Na ocasião, a Polícia Militar informou ter identificado a ausência de 23 policiais militares custodiados no Núcleo Prisional da corporação. A situação foi detectada durante uma inspeção realizada na unidade, o que levou à prisão em flagrante e ao afastamento imediato dos policiais responsáveis pela guarda do local.

Após a constatação do ocorrido, o Comando da Polícia Militar determinou a abertura de procedimentos administrativos e acionou a Diretoria de Justiça e Disciplina para apurar as circunstâncias do caso e eventuais responsabilidades.

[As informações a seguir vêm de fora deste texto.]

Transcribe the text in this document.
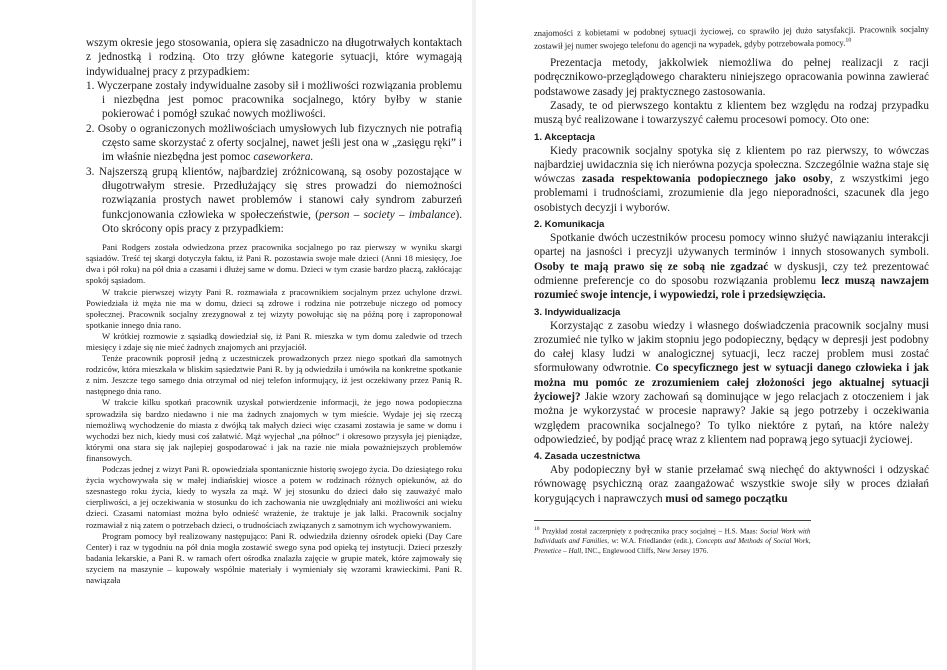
wszym okresie jego stosowania, opiera się zasadniczo na długotrwałych kontaktach z jednostką i rodziną. Oto trzy główne kategorie sytuacji, które wymagają indywidualnej pracy z przypadkiem:

1. Wyczerpane zostały indywidualne zasoby sił i możliwości rozwiązania problemu i niezbędna jest pomoc pracownika socjalnego, który byłby w stanie pokierować i pomógł szukać nowych możliwości.
2. Osoby o ograniczonych możliwościach umysłowych lub fizycznych nie potrafią często same skorzystać z oferty socjalnej, nawet jeśli jest ona w „zasięgu ręki” i im właśnie niezbędna jest pomoc caseworkera.
3. Najszerszą grupą klientów, najbardziej zróżnicowaną, są osoby pozostające w długotrwałym stresie. Przedłużający się stres prowadzi do niemożności rozwiązania prostych nawet problemów i stanowi cały syndrom zaburzeń funkcjonowania człowieka w społeczeństwie, (person – society – imbalance). Oto skrócony opis pracy z przypadkiem:

Pani Rodgers została odwiedzona przez pracownika socjalnego po raz pierwszy w wyniku skargi sąsiadów. Treść tej skargi dotyczyła faktu, iż Pani R. pozostawia swoje małe dzieci (Anni 18 miesięcy, Joe dwa i pół roku) na pół dnia a czasami i dłużej same w domu. Dzieci w tym czasie bardzo płaczą, zakłócając spokój sąsiadom.

W trakcie pierwszej wizyty Pani R. rozmawiała z pracownikiem socjalnym przez uchylone drzwi. Powiedziała iż męża nie ma w domu, dzieci są zdrowe i rodzina nie potrzebuje niczego od pomocy społecznej. Pracownik socjalny zrezygnował z tej wizyty powołując się na późną porę i zaproponował spotkanie innego dnia rano.

W krótkiej rozmowie z sąsiadką dowiedział się, iż Pani R. mieszka w tym domu zaledwie od trzech miesięcy i zdaje się nie mieć żadnych znajomych ani przyjaciół.

Tenże pracownik poprosił jedną z uczestniczek prowadzonych przez niego spotkań dla samotnych rodziców, która mieszkała w bliskim sąsiedztwie Pani R. by ją odwiedziła i umówiła na konkretne spotkanie z nim. Jeszcze tego samego dnia otrzymał od niej telefon informujący, iż jest oczekiwany przez Panią R. następnego dnia rano.

W trakcie kilku spotkań pracownik uzyskał potwierdzenie informacji, że jego nowa podopieczna sprowadziła się bardzo niedawno i nie ma żadnych znajomych w tym mieście. Wydaje jej się rzeczą niemożliwą wychodzenie do miasta z dwójką tak małych dzieci więc czasami zostawia je same w domu i wychodzi bez nich, kiedy musi coś załatwić. Mąż wyjechał „na północ” i okresowo przysyła jej pieniądze, którymi ona stara się jak najlepiej gospodarować i jak na razie nie miała poważniejszych problemów finansowych.

Podczas jednej z wizyt Pani R. opowiedziała spontanicznie historię swojego życia. Do dziesiątego roku życia wychowywała się w małej indiańskiej wiosce a potem w rodzinach różnych opiekunów, aż do szesnastego roku życia, kiedy to wyszła za mąż. W jej stosunku do dzieci dało się zauważyć mało cierpliwości, a jej oczekiwania w stosunku do ich zachowania nie uwzględniały ani możliwości ani wieku dzieci. Czasami natomiast można było odnieść wrażenie, że traktuje je jak lalki. Pracownik socjalny rozmawiał z nią zatem o potrzebach dzieci, o trudnościach związanych z samotnym ich wychowywaniem.

Program pomocy był realizowany następująco: Pani R. odwiedziła dzienny ośrodek opieki (Day Care Center) i raz w tygodniu na pół dnia mogła zostawić swego syna pod opieką tej instytucji. Dzieci przeszły badania lekarskie, a Pani R. w ramach ofert ośrodka znalazła zajęcie w grupie matek, które zajmowały się szyciem na maszynie – kupowały wspólnie materiały i wymieniały się wzorami krawieckimi. Pani R. nawiązała

znajomości z kobietami w podobnej sytuacji życiowej, co sprawiło jej dużo satysfakcji. Pracownik socjalny zostawił jej numer swojego telefonu do agencji na wypadek, gdyby potrzebowała pomocy.$^{10}$

Prezentacja metody, jakkolwiek niemożliwa do pełnej realizacji z racji podręcznikowo-przeglądowego charakteru niniejszego opracowania powinna zawierać podstawowe zasady jej praktycznego zastosowania.

Zasady, te od pierwszego kontaktu z klientem bez względu na rodzaj przypadku muszą być realizowane i towarzyszyć całemu procesowi pomocy. Oto one:

1. Akceptacja

Kiedy pracownik socjalny spotyka się z klientem po raz pierwszy, to wówczas najbardziej uwidacznia się ich nierówna pozycja społeczna. Szczególnie ważna staje się wówczas zasada respektowania podopiecznego jako osoby, z wszystkimi jego problemami i trudnościami, zrozumienie dla jego nieporadności, szacunek dla jego osobistych decyzji i wyborów.

2. Komunikacja

Spotkanie dwóch uczestników procesu pomocy winno służyć nawiązaniu interakcji opartej na jasności i precyzji używanych terminów i innych stosowanych symboli. Osoby te mają prawo się ze sobą nie zgadzać w dyskusji, czy też prezentować odmienne preferencje co do sposobu rozwiązania problemu lecz muszą nawzajem rozumieć swoje intencje, i wypowiedzi, role i przedsięwzięcia.

3. Indywidualizacja

Korzystając z zasobu wiedzy i własnego doświadczenia pracownik socjalny musi zrozumieć nie tylko w jakim stopniu jego podopieczny, będący w depresji jest podobny do całej klasy ludzi w analogicznej sytuacji, lecz raczej problem musi zostać sformułowany odwrotnie. Co specyficznego jest w sytuacji danego człowieka i jak można mu pomóc ze zrozumieniem całej złożoności jego aktualnej sytuacji życiowej? Jakie wzory zachowań są dominujące w jego relacjach z otoczeniem i jak można je wykorzystać w procesie naprawy? Jakie są jego potrzeby i oczekiwania względem pracownika socjalnego? To tylko niektóre z pytań, na które należy odpowiedzieć, by podjąć pracę wraz z klientem nad poprawą jego sytuacji życiowej.

4. Zasada uczestnictwa

Aby podopieczny był w stanie przełamać swą niechęć do aktywności i odzyskać równowagę psychiczną oraz zaangażować wszystkie swoje siły w proces działań korygujących i naprawczych musi od samego początku

$^{10}$ Przykład został zaczerpnięty z podręcznika pracy socjalnej – H.S. Maas: Social Work with Individuals and Families, w: W.A. Friedlander (edit.), Concepts and Methods of Social Work, Prenetice – Hall, INC., Englewood Cliffs, New Jersey 1976.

Em nota atualizada divulgada no dia seguinte à ocorrência, a corporação afirmou que não houve fuga definitiva e que a situação foi regularizada ainda na noite da sexta-feira, com todos os custodiados recolhidos novamente ao estabelecimento prisional.

Apesar disso, a Polícia Militar não detalhou as circunstâncias da ausência dos detentos nem informou quantos policiais deveriam estar oficialmente presos na unidade no momento da vistoria.

A reportagem entrou em contato com a PMAM e aguarda retorno. Mais informações devem ser encaminhadas ainda nesta terça-feira, 17, pelo Ministério Público do Amazonas.